The Glass Museum in Murano and the Lace Museum in Burano are certainly worth a visit. In Burano you will find some of the most picturesque streets and houses, with each house sporting a different pastel shade. It’s really beautiful. Though there is not much to see in Torcello except for the old church, and the supposed “Throne of Attila”. However, the peace and tranquility of the island is not to be found anywhere else in Venice. Torcello is also home to a very expensive Cipriani restaurant. But just walking around on these islands is a nice enough experience. If you’ve had enough of the hype and the other tourists, hop off the vaporetto at ‘Cimitero’, Venice’s graveyard for a peaceful walk. There are many famous tombs, and the section dedicated to deceased children is particularly haunting. There is also a free toilet there.
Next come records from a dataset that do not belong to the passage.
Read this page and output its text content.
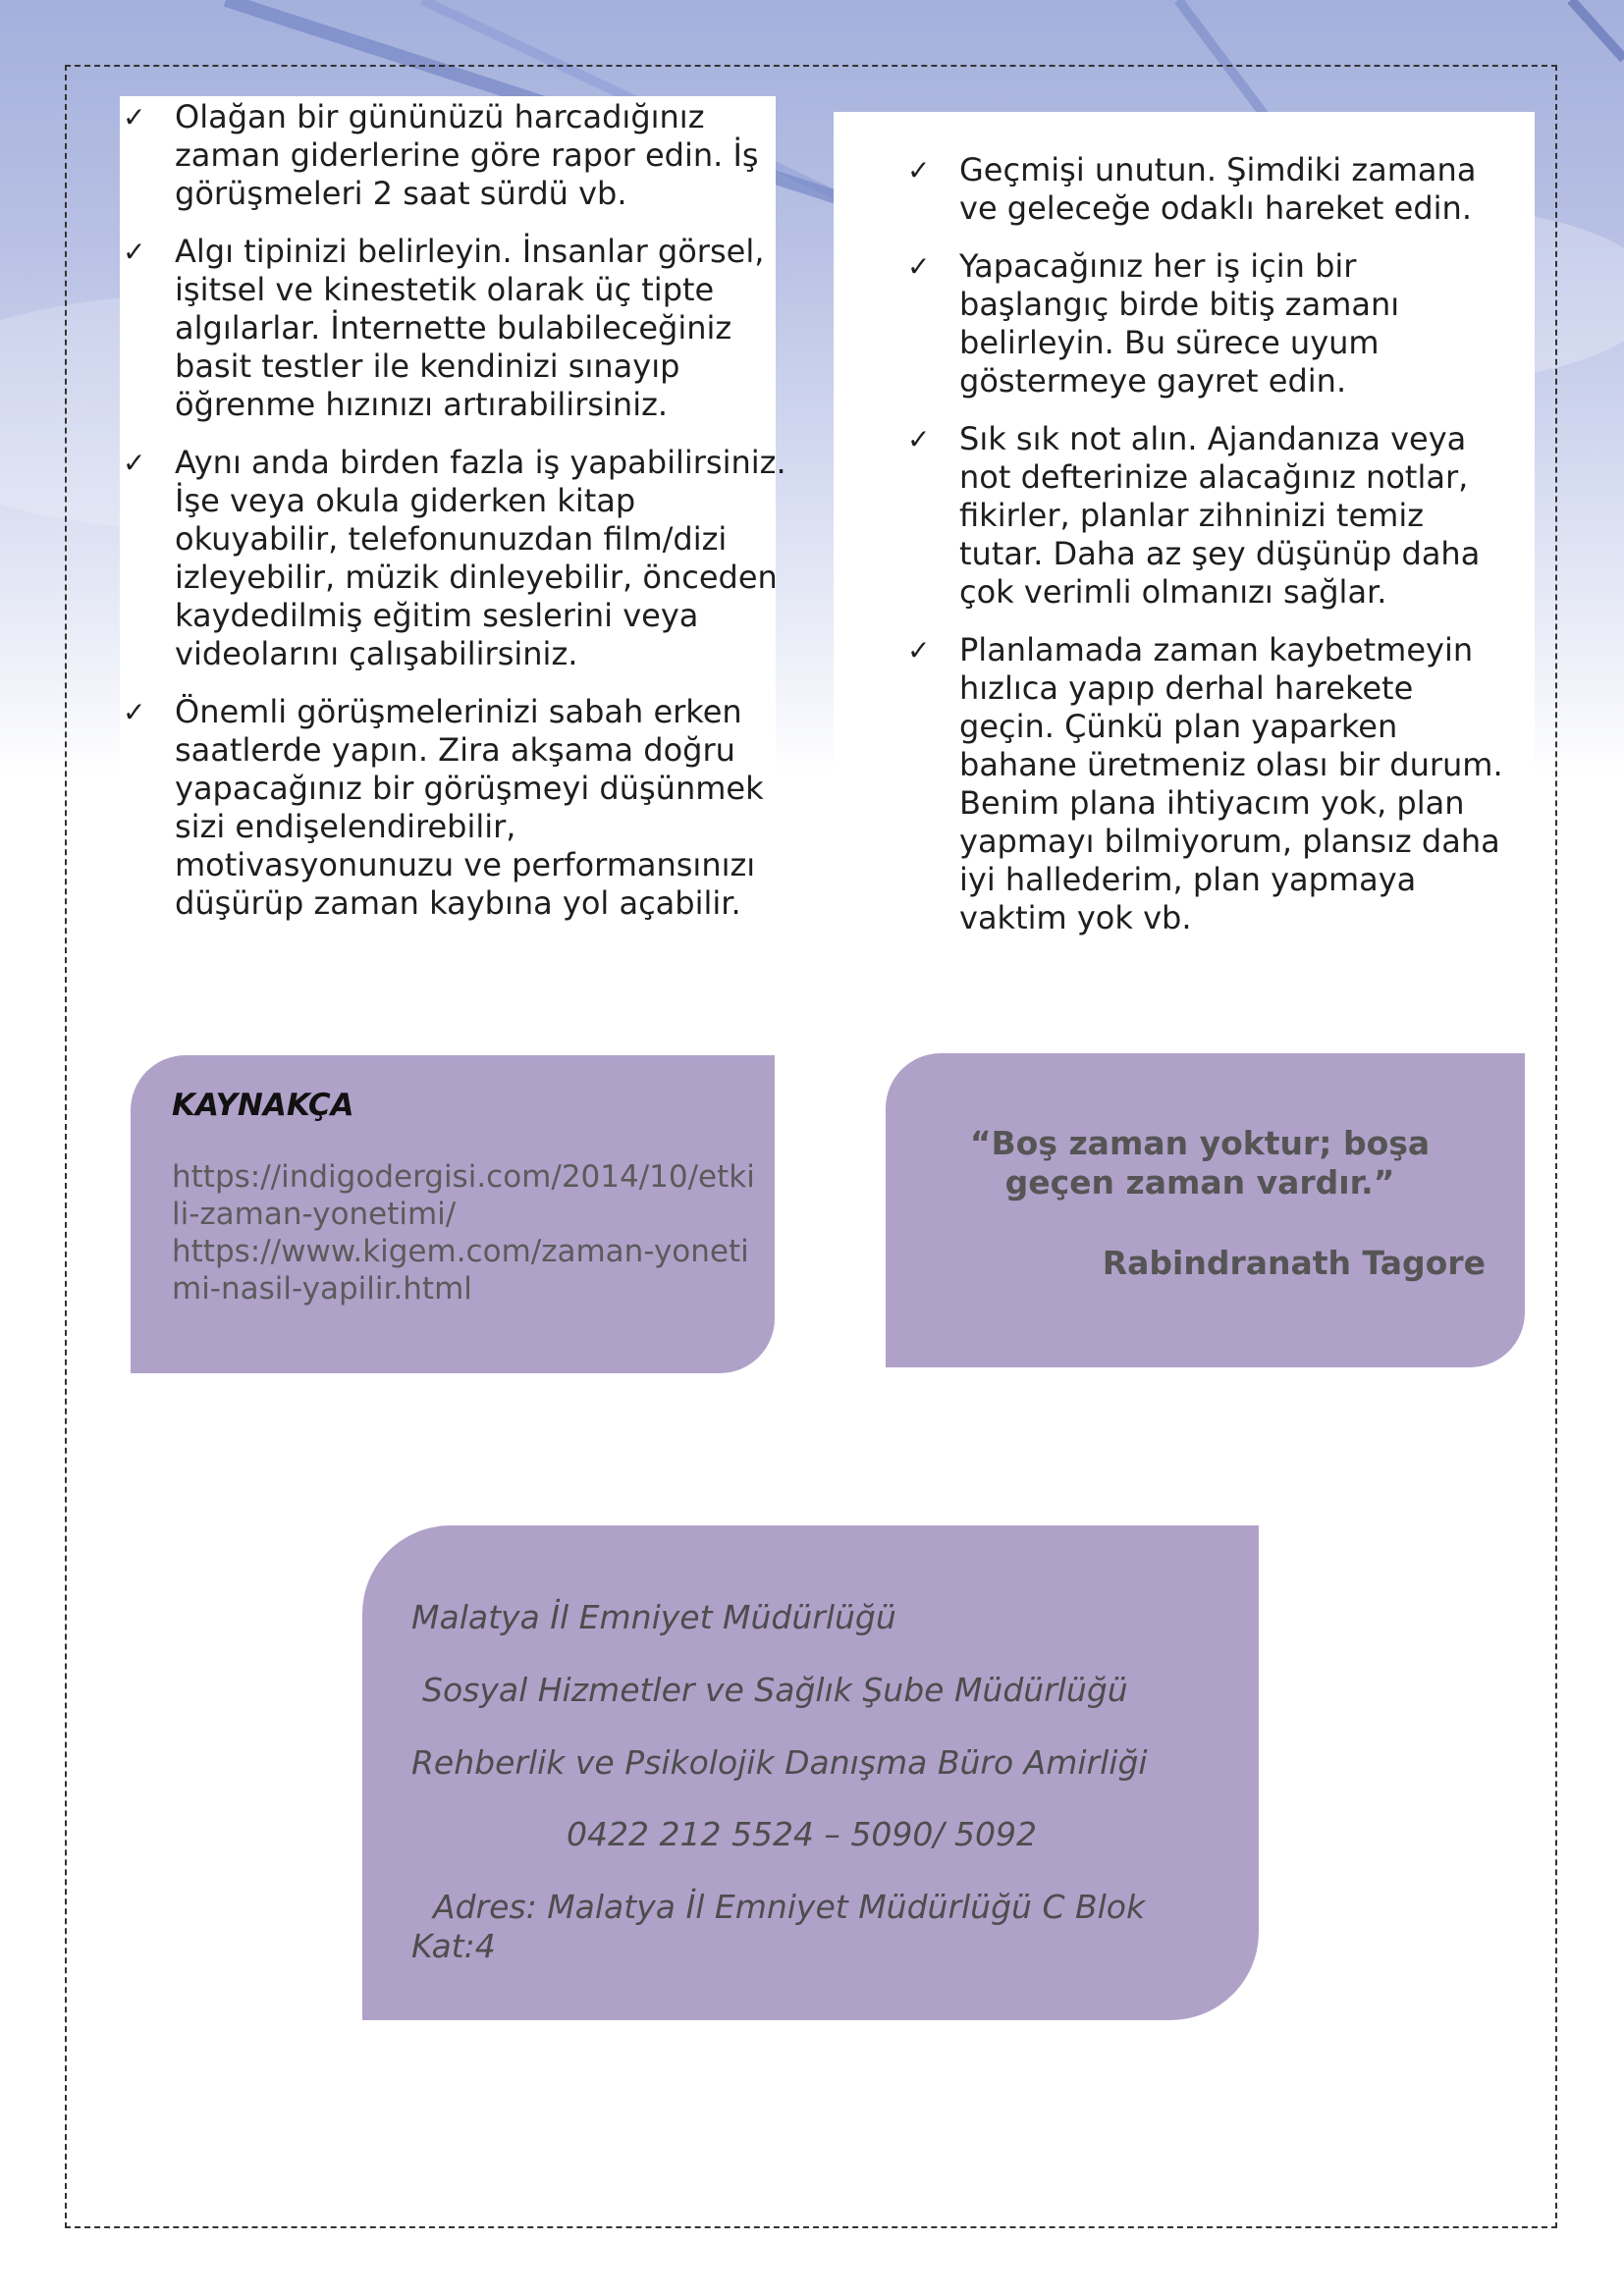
✓ Olağan bir gününüzü harcadığınız zaman giderlerine göre rapor edin. İş görüşmeleri 2 saat sürdü vb.
✓ Algı tipinizi belirleyin. İnsanlar görsel, işitsel ve kinestetik olarak üç tipte algılarlar. İnternette bulabileceğiniz basit testler ile kendinizi sınayıp öğrenme hızınızı artırabilirsiniz.
✓ Aynı anda birden fazla iş yapabilirsiniz. İşe veya okula giderken kitap okuyabilir, telefonunuzdan film/dizi izleyebilir, müzik dinleyebilir, önceden kaydedilmiş eğitim seslerini veya videolarını çalışabilirsiniz.
✓ Önemli görüşmelerinizi sabah erken saatlerde yapın. Zira akşama doğru yapacağınız bir görüşmeyi düşünmek sizi endişelendirebilir, motivasyonunuzu ve performansınızı düşürüp zaman kaybına yol açabilir.
✓ Geçmişi unutun. Şimdiki zamana ve geleceğe odaklı hareket edin.
✓ Yapacağınız her iş için bir başlangıç birde bitiş zamanı belirleyin. Bu sürece uyum göstermeye gayret edin.
✓ Sık sık not alın. Ajandanıza veya not defterinize alacağınız notlar, fikirler, planlar zihninizi temiz tutar. Daha az şey düşünüp daha çok verimli olmanızı sağlar.
✓ Planlamada zaman kaybetmeyin hızlıca yapıp derhal harekete geçin. Çünkü plan yaparken bahane üretmeniz olası bir durum. Benim plana ihtiyacım yok, plan yapmayı bilmiyorum, plansız daha iyi hallederim, plan yapmaya vaktim yok vb.
KAYNAKÇA
https://indigodergisi.com/2014/10/etkili-zaman-yonetimi/
https://www.kigem.com/zaman-yonetimi-nasil-yapilir.html
“Boş zaman yoktur; boşa geçen zaman vardır.”
Rabindranath Tagore
Malatya İl Emniyet Müdürlüğü
Sosyal Hizmetler ve Sağlık Şube Müdürlüğü
Rehberlik ve Psikolojik Danışma Büro Amirliği
0422 212 5524 – 5090/ 5092
Adres: Malatya İl Emniyet Müdürlüğü C Blok
Kat:4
While going through Venice, make sure you take in the beauty of it all. Walk through the alley ways, and take the water taxi to different parts of the island, sometimes at night you can just go sit in an open area and watch locals and tourists passing by. It is wonderful. There are many museums and churches that are around the city that allow tourists to go in a visit. They are many great sights to keep you busy throughout your visit.
The “Secret Itineraries in Doge’s Palace” worth a visit, take the visitor into the most secret and fascinating rooms in the Palace. It’s better to book in advance.
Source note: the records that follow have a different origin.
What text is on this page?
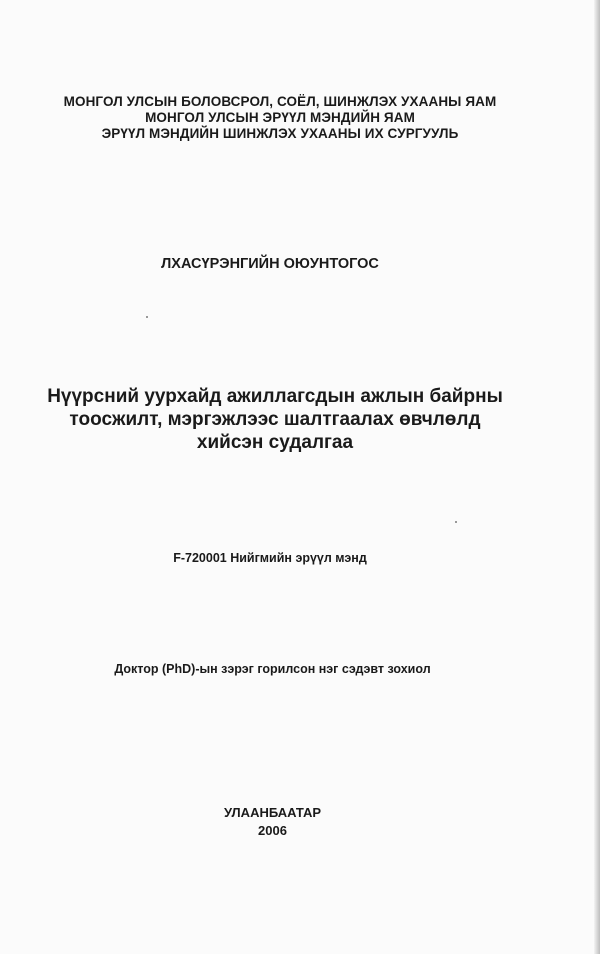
МОНГОЛ УЛСЫН БОЛОВСРОЛ, СОЁЛ, ШИНЖЛЭХ УХААНЫ ЯАМ
МОНГОЛ УЛСЫН ЭРҮҮЛ МЭНДИЙН ЯАМ
ЭРҮҮЛ МЭНДИЙН ШИНЖЛЭХ УХААНЫ ИХ СУРГУУЛЬ
ЛХАСҮРЭНГИЙН ОЮУНТОГОС
Нүүрсний уурхайд ажиллагсдын ажлын байрны
тоосжилт, мэргэжлээс шалтгаалах өвчлөлд
хийсэн судалгаа
F-720001 Нийгмийн эрүүл мэнд
Доктор (PhD)-ын зэрэг горилсон нэг сэдэвт зохиол
УЛААНБААТАР
2006
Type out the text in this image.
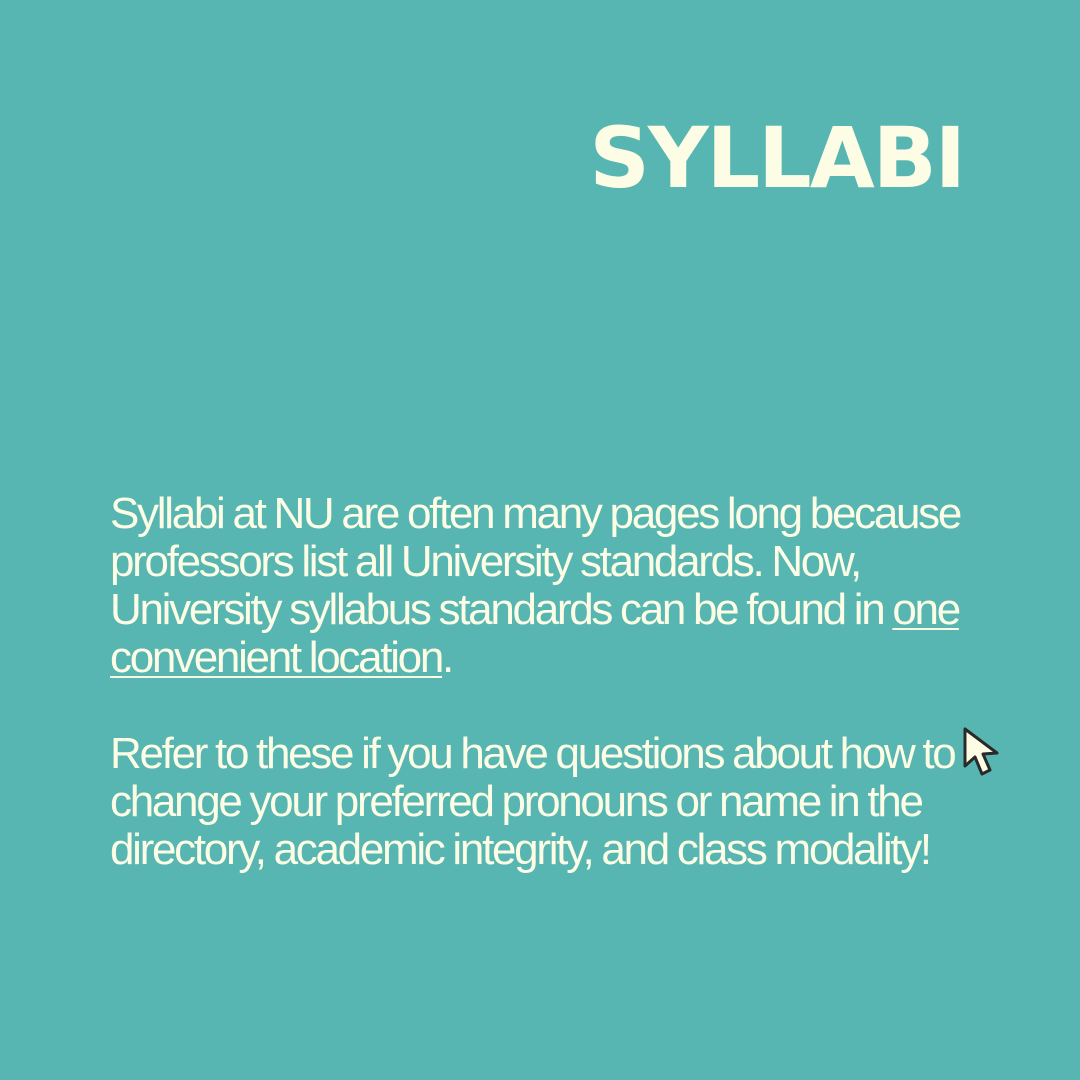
SYLLABI

Syllabi at NU are often many pages long because professors list all University standards. Now, University syllabus standards can be found in one convenient location.

Refer to these if you have questions about how to change your preferred pronouns or name in the directory, academic integrity, and class modality!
Because Venice is now pretty much only inhabited by tourists and people serving the trade, it gets very quiet by 9.00 and there is very little to do in the evening (outside of eating). There are a few exceptions, like some classical music concerts, which most probably only play Vivaldi.
If you would like to have a guide to show up the highlights of Venice, you can choose between many offers. There are walking or boat tours, focused on shopping or history or for art lovers, and many itineraries.
Send a Postcard or even better, an entire mail dedicated to an important one (the old “snail mail” one, not the electronic variety)! Venice has a long, celebrated tradition in postal services, paper and written communication in general (including one of the earliest medieval book printing houses). Avoid using the globepostalservice (GPS) stamps. These are stamps sold by a private owned company through the tobacco shops using black mailboxes (the public ones are red) which charges more than normal and there have been lots of complains of delayed delivery and sometimes failure of delivery. Ask instead for the normal stamps.
Venice it’s also Riviera del Brenta old canals. The Riviera del Brenta is famous for its extraordinary Palladian villas along the Brenta river, its museums and historical buildings and it is located only 25 miles from Venice. This Riviera and its mainland include 7 small cities: Stra, Fiesso d’Artico, Dolo, Fossò, Mira, Oriago and Malcontenta. These places are indicated for cycling excusions and to see antique Palladian Villas built on the Brenta River. In Stra village the famous gardens of Villa Pisani and the museum of the shoes in Villa Foscarini Rossi. In this last museum you can admire 1500 models of made in Italy shoes created from local factories for major brands included Fendi, Genny, Yves Saint Laurent, Givenchy, Ungaro, Anne Kleyn, Richard Tyles, Vera Wang and much more. In Dolo village you can visit the square, old watermill (XI century) and big open air market.